Het was kwart over negen toen hij aanbelde. Zijn nicht deed open, een lang, mager meisje, niet jong meer. Zij was op een kantoor, en behandelde hem altijd met een spottend wantrouwen, onder een stilzwijgend, schouderophalend beroep op alles wat de familie wist over hem en Selhorst. Onder de vrouwen, die hij kende, was zij de enige tegenover wie hij zijn vernuft nooit fonkelen liet. Ofschoon hij wel op zijn tante gesteld was, had deze nicht steeds een hinderpaal gevormd voor vertrouwelijker omgang. Zijn oom, die niet thuis bleek te zijn, was een neutrale persoonlijkheid; hij had Philip nooit iets van wrevel laten blijken om het geld, dat diens vader hem gekost had; maar voor zijn gevoel stond deze oom toch aan de kant van de nicht, die bovendien op hem leek; terwijl zijn tante weer te veel op Selhorst leek om in haar iets geheel nieuws en reddends te kunnen zien. In de gang op haar wachtend, - hij had niet binnen willen komen, - hield hij voor het eerst met de mogelijkheid rekening, dat dit huis hem binnenkort opnemen zou; en deze gedachte wekte
| |
| |
zulk een diepe neerslachtigheid bij hem op, dat zijn tante dadelijk aan zijn gezicht zag wat er gebeurd was, en nauwelijks om uitleg vroeg.

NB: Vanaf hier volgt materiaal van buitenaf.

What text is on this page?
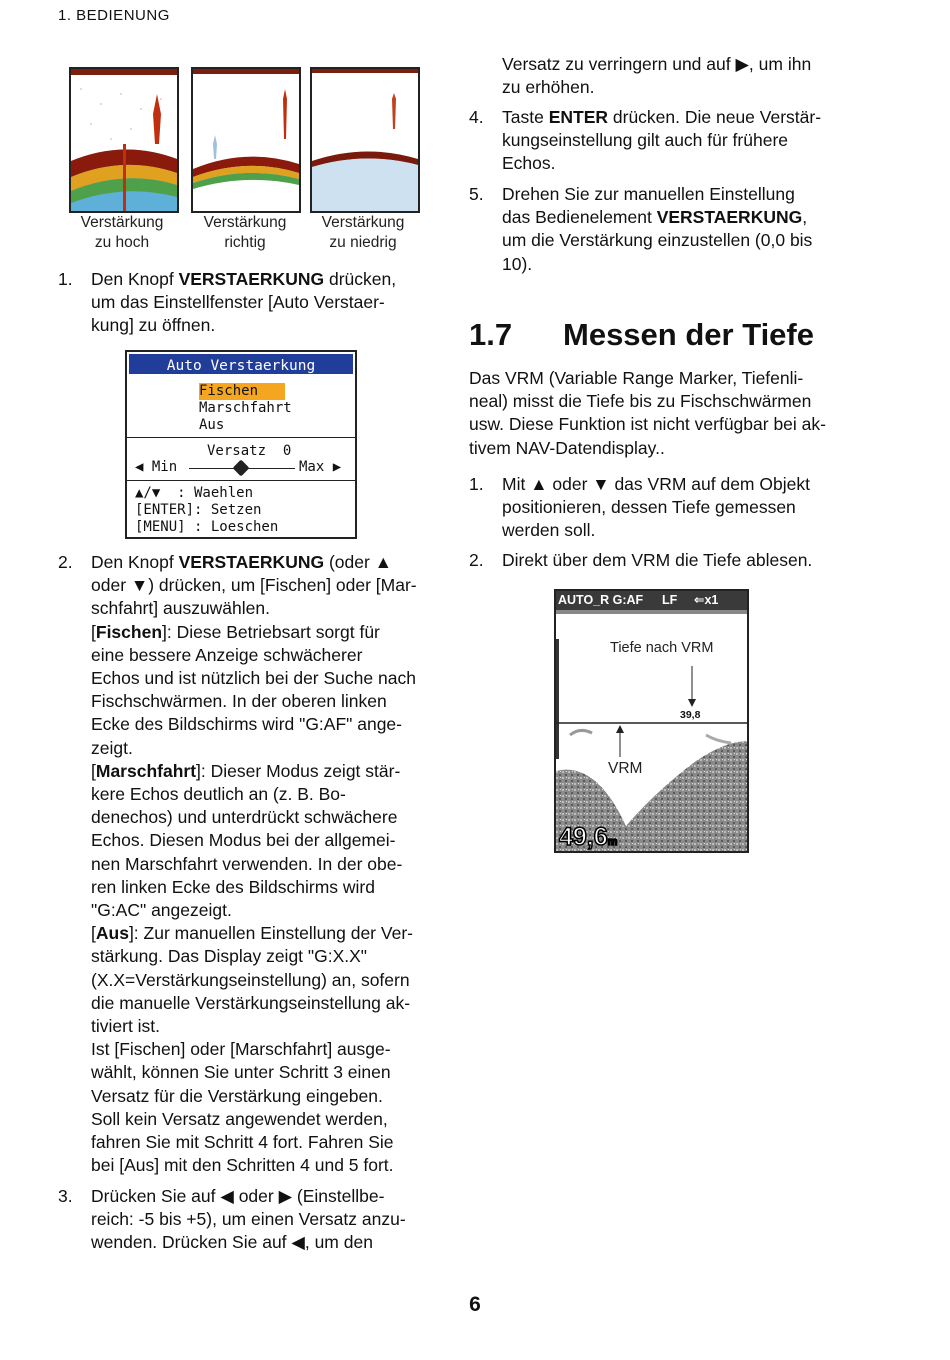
1. BEDIENUNG
Verstärkung
zu hoch
Verstärkung
richtig
Verstärkung
zu niedrig
1. Den Knopf VERSTAERKUNG drücken,
um das Einstellfenster [Auto Verstaer-
kung] zu öffnen.
Auto Verstaerkung
Fischen
Marschfahrt
Aus
Versatz  0
◀ Min	Max ▶
▲/▼  : Waehlen
[ENTER]: Setzen
[MENU] : Loeschen
2. Den Knopf VERSTAERKUNG (oder ▲
oder ▼) drücken, um [Fischen] oder [Mar-
schfahrt] auszuwählen.
[Fischen]: Diese Betriebsart sorgt für
eine bessere Anzeige schwächerer
Echos und ist nützlich bei der Suche nach
Fischschwärmen. In der oberen linken
Ecke des Bildschirms wird "G:AF" ange-
zeigt.
[Marschfahrt]: Dieser Modus zeigt stär-
kere Echos deutlich an (z. B. Bo-
denechos) und unterdrückt schwächere
Echos. Diesen Modus bei der allgemei-
nen Marschfahrt verwenden. In der obe-
ren linken Ecke des Bildschirms wird
"G:AC" angezeigt.
[Aus]: Zur manuellen Einstellung der Ver-
stärkung. Das Display zeigt "G:X.X"
(X.X=Verstärkungseinstellung) an, sofern
die manuelle Verstärkungseinstellung ak-
tiviert ist.
Ist [Fischen] oder [Marschfahrt] ausge-
wählt, können Sie unter Schritt 3 einen
Versatz für die Verstärkung eingeben.
Soll kein Versatz angewendet werden,
fahren Sie mit Schritt 4 fort. Fahren Sie
bei [Aus] mit den Schritten 4 und 5 fort.
3. Drücken Sie auf ◀ oder ▶ (Einstellbe-
reich: -5 bis +5), um einen Versatz anzu-
wenden. Drücken Sie auf ◀, um den
Versatz zu verringern und auf ▶, um ihn
zu erhöhen.
4. Taste ENTER drücken. Die neue Verstär-
kungseinstellung gilt auch für frühere
Echos.
5. Drehen Sie zur manuellen Einstellung
das Bedienelement VERSTAERKUNG,
um die Verstärkung einzustellen (0,0 bis
10).
1.7 Messen der Tiefe
Das VRM (Variable Range Marker, Tiefenli-
neal) misst die Tiefe bis zu Fischschwärmen
usw. Diese Funktion ist nicht verfügbar bei ak-
tivem NAV-Datendisplay..
1. Mit ▲ oder ▼ das VRM auf dem Objekt
positionieren, dessen Tiefe gemessen
werden soll.
2. Direkt über dem VRM die Tiefe ablesen.
AUTO_R G:AF LF ⇐x1
Tiefe nach VRM
39,8
VRM
49,6m
6
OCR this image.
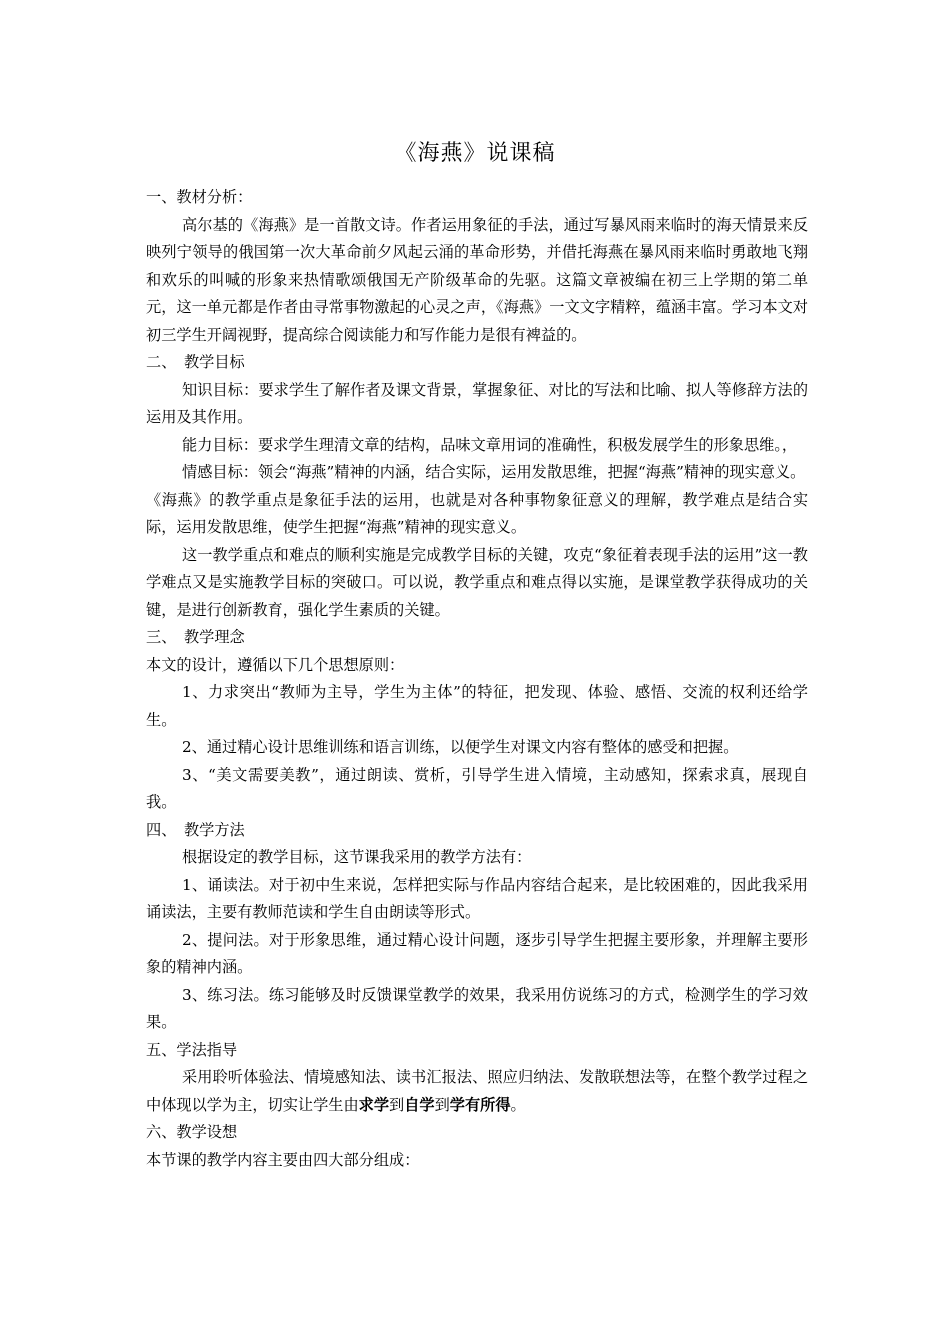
《海燕》说课稿

一、教材分析：

高尔基的《海燕》是一首散文诗。作者运用象征的手法，通过写暴风雨来临时的海天情景来反映列宁领导的俄国第一次大革命前夕风起云涌的革命形势，并借托海燕在暴风雨来临时勇敢地飞翔和欢乐的叫喊的形象来热情歌颂俄国无产阶级革命的先驱。这篇文章被编在初三上学期的第二单元，这一单元都是作者由寻常事物激起的心灵之声，《海燕》一文文字精粹，蕴涵丰富。学习本文对初三学生开阔视野，提高综合阅读能力和写作能力是很有裨益的。

二、　教学目标

知识目标：要求学生了解作者及课文背景，掌握象征、对比的写法和比喻、拟人等修辞方法的运用及其作用。

能力目标：要求学生理清文章的结构，品味文章用词的准确性，积极发展学生的形象思维。，

情感目标：领会“海燕”精神的内涵，结合实际，运用发散思维，把握“海燕”精神的现实意义。

《海燕》的教学重点是象征手法的运用，也就是对各种事物象征意义的理解，教学难点是结合实际，运用发散思维，使学生把握“海燕”精神的现实意义。

这一教学重点和难点的顺利实施是完成教学目标的关键，攻克“象征着表现手法的运用”这一教学难点又是实施教学目标的突破口。可以说，教学重点和难点得以实施，是课堂教学获得成功的关键，是进行创新教育，强化学生素质的关键。

三、　教学理念

本文的设计，遵循以下几个思想原则：

1、力求突出“教师为主导，学生为主体”的特征，把发现、体验、感悟、交流的权利还给学生。

2、通过精心设计思维训练和语言训练，以便学生对课文内容有整体的感受和把握。

3、“美文需要美教”，通过朗读、赏析，引导学生进入情境，主动感知，探索求真，展现自我。

四、　教学方法

根据设定的教学目标，这节课我采用的教学方法有：

1、诵读法。对于初中生来说，怎样把实际与作品内容结合起来，是比较困难的，因此我采用诵读法，主要有教师范读和学生自由朗读等形式。

2、提问法。对于形象思维，通过精心设计问题，逐步引导学生把握主要形象，并理解主要形象的精神内涵。

3、练习法。练习能够及时反馈课堂教学的效果，我采用仿说练习的方式，检测学生的学习效果。

五、学法指导

采用聆听体验法、情境感知法、读书汇报法、照应归纳法、发散联想法等，在整个教学过程之中体现以学为主，切实让学生由求学到自学到学有所得。

六、教学设想

本节课的教学内容主要由四大部分组成：
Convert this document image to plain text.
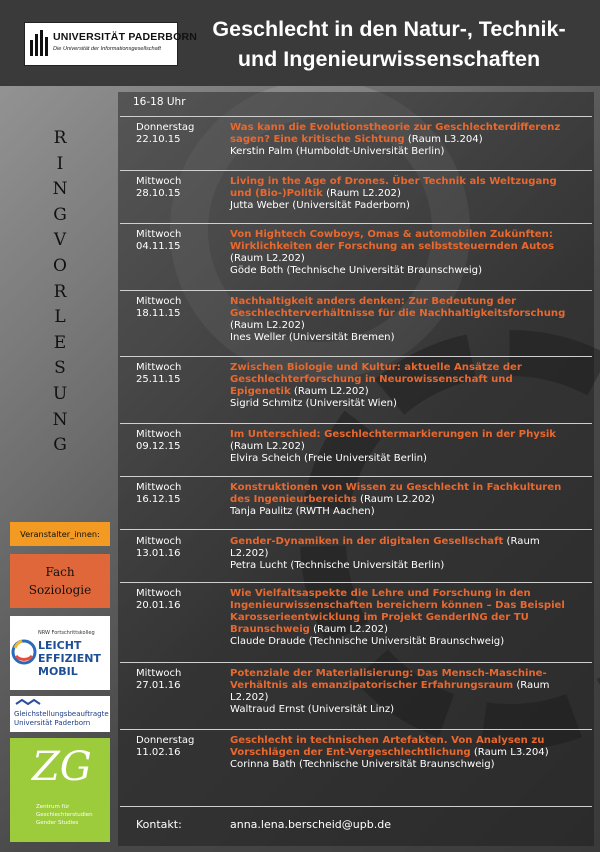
UNIVERSITÄT PADERBORN
Die Universität der Informationsgesellschaft
Geschlecht in den Natur-, Technik-
und Ingenieurwissenschaften
R
I
N
G
V
O
R
L
E
S
U
N
G
16-18 Uhr
Donnerstag
22.10.15
Was kann die Evolutionstheorie zur Geschlechterdifferenz sagen? Eine kritische Sichtung (Raum L3.204)
Kerstin Palm (Humboldt-Universität Berlin)
Mittwoch
28.10.15
Living in the Age of Drones. Über Technik als Weltzugang und (Bio-)Politik (Raum L2.202)
Jutta Weber (Universität Paderborn)
Mittwoch
04.11.15
Von Hightech Cowboys, Omas & automobilen Zukünften: Wirklichkeiten der Forschung an selbststeuernden Autos (Raum L2.202)
Göde Both (Technische Universität Braunschweig)
Mittwoch
18.11.15
Nachhaltigkeit anders denken: Zur Bedeutung der Geschlechterverhältnisse für die Nachhaltigkeitsforschung (Raum L2.202)
Ines Weller (Universität Bremen)
Mittwoch
25.11.15
Zwischen Biologie und Kultur: aktuelle Ansätze der Geschlechterforschung in Neurowissenschaft und Epigenetik (Raum L2.202)
Sigrid Schmitz (Universität Wien)
Mittwoch
09.12.15
Im Unterschied: Geschlechtermarkierungen in der Physik (Raum L2.202)
Elvira Scheich (Freie Universität Berlin)
Mittwoch
16.12.15
Konstruktionen von Wissen zu Geschlecht in Fachkulturen des Ingenieurbereichs (Raum L2.202)
Tanja Paulitz (RWTH Aachen)
Mittwoch
13.01.16
Gender-Dynamiken in der digitalen Gesellschaft (Raum L2.202)
Petra Lucht (Technische Universität Berlin)
Mittwoch
20.01.16
Wie Vielfaltsaspekte die Lehre und Forschung in den Ingenieurwissenschaften bereichern können – Das Beispiel Karosserieentwicklung im Projekt GenderING der TU Braunschweig (Raum L2.202)
Claude Draude (Technische Universität Braunschweig)
Mittwoch
27.01.16
Potenziale der Materialisierung: Das Mensch-Maschine-Verhältnis als emanzipatorischer Erfahrungsraum (Raum L2.202)
Waltraud Ernst (Universität Linz)
Donnerstag
11.02.16
Geschlecht in technischen Artefakten. Von Analysen zu Vorschlägen der Ent-Vergeschlechtlichung (Raum L3.204)
Corinna Bath (Technische Universität Braunschweig)
Kontakt:	anna.lena.berscheid@upb.de
Veranstalter_innen:
Fach
Soziologie
NRW Fortschrittskolleg
LEICHT
EFFIZIENT
MOBIL
Gleichstellungsbeauftragte
Universität Paderborn
ZG
Zentrum für
Geschlechterstudien
Gender Studies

‘Zo gauw al,’ zuchtte zij, terwijl zij haar mantel aantrok, ‘en gisteren heeft hij me nog beloofd zich niet meer boos te maken en wat vriendelijker voor jou te zijn. Maar 't is z'n toestand, hij kan niet anders.’
‘'t Is veel erger dan de vorige keer,’ zei Philip, wie het niet de minste moeite meer kostte om datgene wat men een bekentenis had kunnen noemen achterwege te laten, ‘hij was ook door 't dolle heen; ik dacht, dat hij...dat hij me wat doen wou. En 'n aanleiding van niets. U moet weten, dat 'k gisteren bij de tandarts...’
Maar het bleek niet eens nodig te zijn deze volzin af te maken. Zijn tante onderbrak hem met een meewarig ‘och, och,’ dat zo duidelijk alleen maar betrekking had op het droevige van gemis aan zelfbeheersing in het algemeen, dat verdere toelichtingen overbodig en zelfs tactloos geweest zouden zijn.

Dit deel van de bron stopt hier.